Sementara itu, lagi-lagi yang Asih lakukan ialah berlari. Apalagi, pak Sanusi langsung bangkit kemudian menyusulnya lagi. Asih keluar lewat pintu belakang, membuatnya teringat bahwa di pekarangan depan sana tengah diselenggarakan ritual. “Ini aku harus bagaimana?” bingung Asih refleks berhenti tepat di bibir pintu. Ia nyaris mundur, kembali masuk ke rumah sang bibi, tapi hanya berjarak satu meter lagi, pak Sanusi bisa meraihnya.
Mengenyampingkan ketakutannya pada ritual di pekarangan dan tadinya dipimpin pak Sanusi, Asih nekat lari keluar.
“Buuuuk!”
Asih refleks menghentikan langkahnya. Terdengar suara kesakitan dari pak Sanusi setelah suara hantaman yang juga membuat Asih berhenti lari karena refleks memastikan.
Bukan bibi Sujiah apalagi pihak Aqwa, melainkan wanita yang tadi menjadi bagian dari ritual! Wanita muda yang sudah sampai menutup dada menggunakan kain jarit, menatap Asih penuh kepastian.
“Ayo kita lari! Ayo kita pergi dari sini!” ucap si wanita sambil mengulurkan tangan kirinya kepada Asih.
Di tengah situasi layaknya sekarang, Asih benar-benar krisis kepercayaan. Terlebih jika melihat penampilan si wanita yang sampai detik ini tidak memakai alas kaki layaknya Asih. Juga, Asih yang pernah dengan cepat percaya kepada kaum ikan. Namun, baru saja, tangan kanan Asih diraih kemudian digenggam erat oleh si wanita.

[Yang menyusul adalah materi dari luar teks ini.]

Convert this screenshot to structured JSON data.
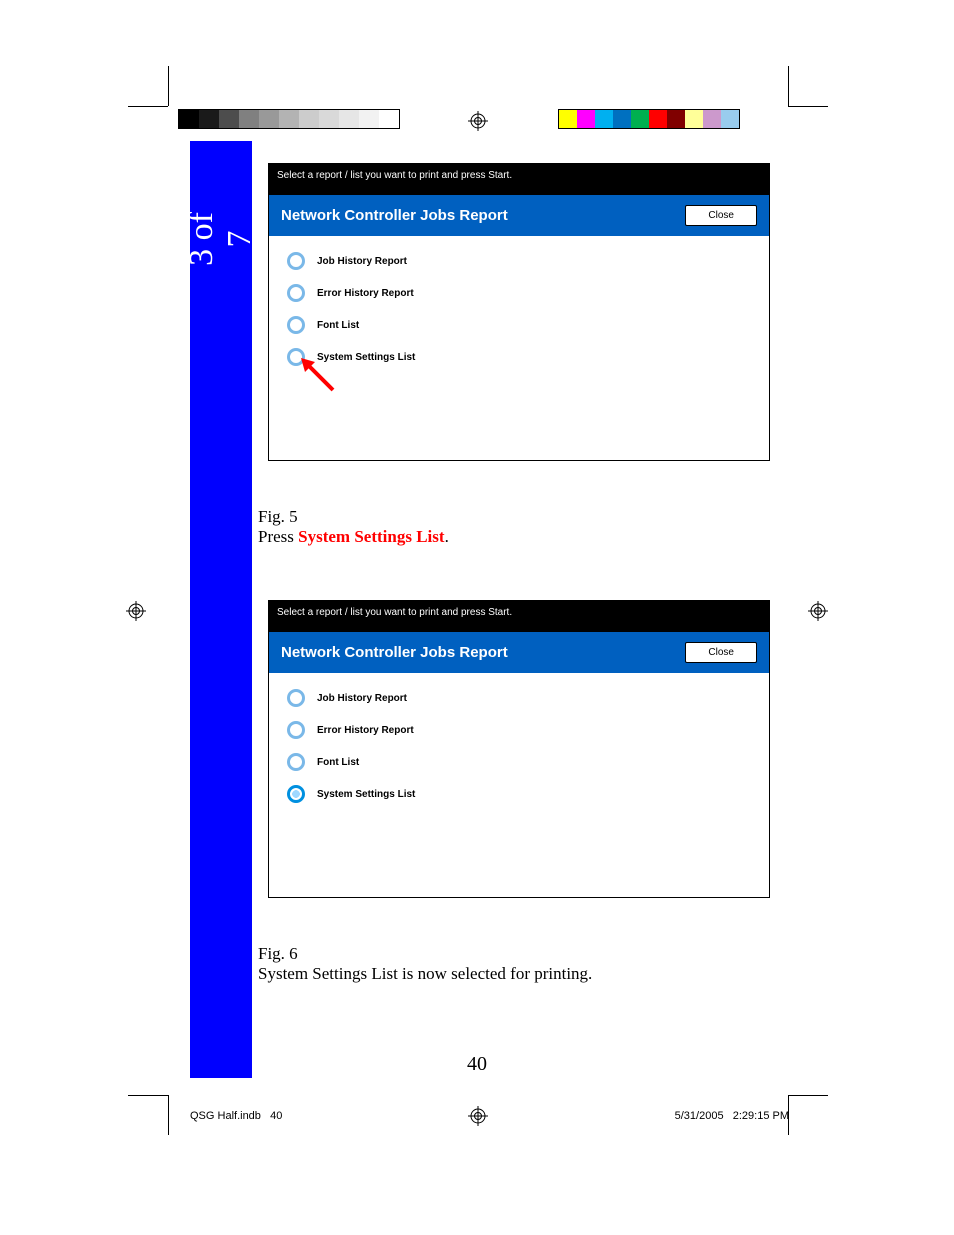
{
  "sidebar": {
    "page_of": "3 of 7",
    "section_title": "System Settings List"
  },
  "shot": {
    "instruction": "Select a report / list you want to print and press Start.",
    "header_title": "Network Controller Jobs Report",
    "close_label": "Close",
    "options": {
      "job_history": "Job History Report",
      "error_history": "Error History Report",
      "font_list": "Font List",
      "system_settings": "System Settings List"
    }
  },
  "captions": {
    "fig5_label": "Fig. 5",
    "fig5_prefix": "Press ",
    "fig5_highlight": "System Settings List",
    "fig5_suffix": ".",
    "fig6_label": "Fig. 6",
    "fig6_text": "System Settings List is now selected for printing."
  },
  "page_number": "40",
  "footer": {
    "left_file": "QSG Half.indb",
    "left_page": "40",
    "right_date": "5/31/2005",
    "right_time": "2:29:15 PM"
  },
  "calibration": {
    "grays": [
      "#000000",
      "#1a1a1a",
      "#4d4d4d",
      "#808080",
      "#999999",
      "#b3b3b3",
      "#cccccc",
      "#d9d9d9",
      "#e6e6e6",
      "#f2f2f2",
      "#ffffff"
    ],
    "colors": [
      "#ffff00",
      "#ff00ff",
      "#00b0f0",
      "#0070c0",
      "#00b050",
      "#ff0000",
      "#800000",
      "#ffff99",
      "#cc99cc",
      "#99ccee"
    ]
  }
}
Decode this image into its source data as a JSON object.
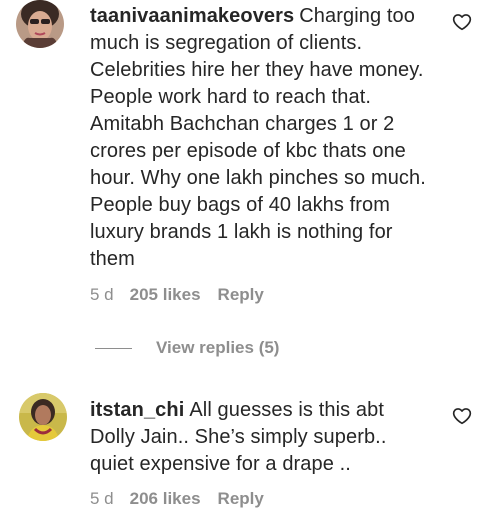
{
  "comments": [
    {
      "username": "taanivaanimakeovers",
      "text": "Charging too much is segregation of clients. Celebrities hire her they have money. People work hard to reach that. Amitabh Bachchan charges 1 or 2 crores per episode of kbc thats one hour. Why one lakh pinches so much. People buy bags of 40 lakhs from luxury brands 1 lakh is nothing for them",
      "age": "5 d",
      "likes": "205 likes",
      "reply": "Reply"
    },
    {
      "username": "itstan_chi",
      "text": "All guesses is this abt Dolly Jain.. She’s simply superb.. quiet expensive for a drape ..",
      "age": "5 d",
      "likes": "206 likes",
      "reply": "Reply"
    }
  ],
  "view_replies": "View replies (5)",
  "icons": {
    "like": "heart-icon",
    "avatar": "avatar"
  },
  "colors": {
    "text": "#262626",
    "secondary": "#8e8e8e"
  }
}
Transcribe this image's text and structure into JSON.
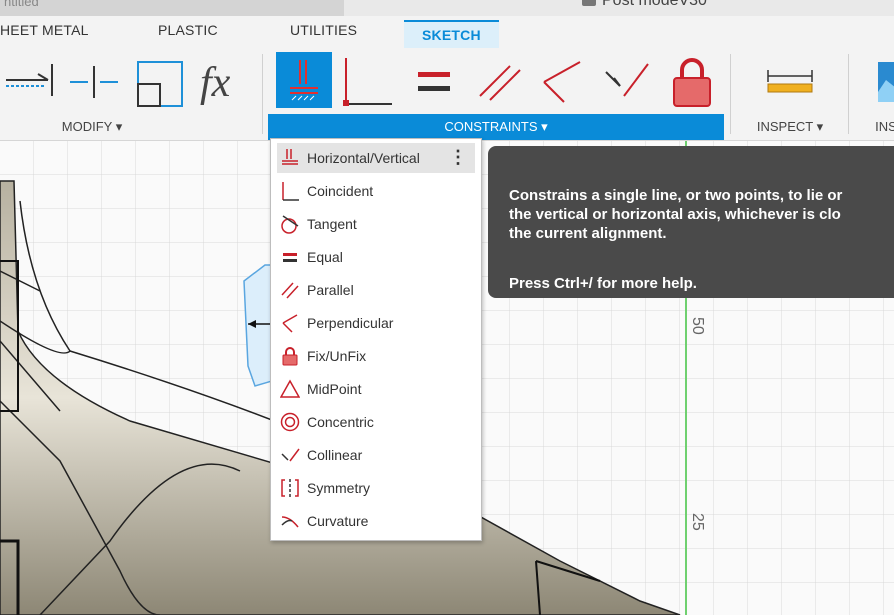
{
  "title_bar": {
    "left_tab_text": "ntitled",
    "document_title": "Post modeV30"
  },
  "tabs": [
    {
      "label": "HEET METAL"
    },
    {
      "label": "PLASTIC"
    },
    {
      "label": "UTILITIES"
    },
    {
      "label": "SKETCH",
      "active": true
    }
  ],
  "ribbon": {
    "groups": {
      "modify": "MODIFY ▾",
      "constraints": "CONSTRAINTS ▾",
      "inspect": "INSPECT ▾",
      "insert": "INS"
    },
    "tools": [
      {
        "icon": "trim-icon"
      },
      {
        "icon": "break-icon"
      },
      {
        "icon": "scale-icon"
      },
      {
        "icon": "fx-icon",
        "text": "fx"
      },
      {
        "icon": "horizontal-vertical-icon"
      },
      {
        "icon": "coincident-icon"
      },
      {
        "icon": "equal-icon"
      },
      {
        "icon": "parallel-icon"
      },
      {
        "icon": "perpendicular-icon"
      },
      {
        "icon": "collinear-icon"
      },
      {
        "icon": "fix-unfix-icon"
      },
      {
        "icon": "measure-icon"
      },
      {
        "icon": "insert-image-icon"
      }
    ]
  },
  "canvas": {
    "axis_labels": [
      "50",
      "25"
    ]
  },
  "menu": {
    "items": [
      {
        "label": "Horizontal/Vertical",
        "icon": "horizontal-vertical-icon",
        "hover": true,
        "more": "⋮"
      },
      {
        "label": "Coincident",
        "icon": "coincident-icon"
      },
      {
        "label": "Tangent",
        "icon": "tangent-icon"
      },
      {
        "label": "Equal",
        "icon": "equal-icon"
      },
      {
        "label": "Parallel",
        "icon": "parallel-icon"
      },
      {
        "label": "Perpendicular",
        "icon": "perpendicular-icon"
      },
      {
        "label": "Fix/UnFix",
        "icon": "fix-unfix-icon"
      },
      {
        "label": "MidPoint",
        "icon": "midpoint-icon"
      },
      {
        "label": "Concentric",
        "icon": "concentric-icon"
      },
      {
        "label": "Collinear",
        "icon": "collinear-icon"
      },
      {
        "label": "Symmetry",
        "icon": "symmetry-icon"
      },
      {
        "label": "Curvature",
        "icon": "curvature-icon"
      }
    ]
  },
  "tooltip": {
    "text": "Constrains a single line, or two points, to lie or\nthe vertical or horizontal axis, whichever is clo\nthe current alignment.",
    "help": "Press Ctrl+/ for more help."
  },
  "colors": {
    "accent": "#0a8bd8",
    "constraint_red": "#c8202a",
    "tooltip_bg": "#4a4a4a"
  }
}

“Kita harus lari!” ucap si wanita.
Namun sampai detik ini, walau Asih juga sudah langsung ikut lari, Asih tetap waspada.
Mereka menelusuri jalan yang sebelumnya sudah Asih lewati. Membuat Asih penasaran, andai ia pergi bersama wanita yang mengajaknya, akankah mereka bisa keluar dari sana?
“Tempat ini memang jauh dari keramaian. Namun andai kita bisa melewati sungai Merah, kita bisa sampai ke pedesaan ramai, lebih cepat!” ucap si wanita dan sukses membuat Asih melongo.
“Hah? Kamu juga tahu sungai Merah?” refleks Asih mempertanyakannya.
Si wanita yang samai detik ini masih memimpin lari sambil menggenggam Asih, berangsur menoleh. Ia menatap Asih sambil mengangguk. “Iya, yang terkenal angker itu.”
“Beneran dekat dari sini?” sergah Asih masih sulit untuk percaya.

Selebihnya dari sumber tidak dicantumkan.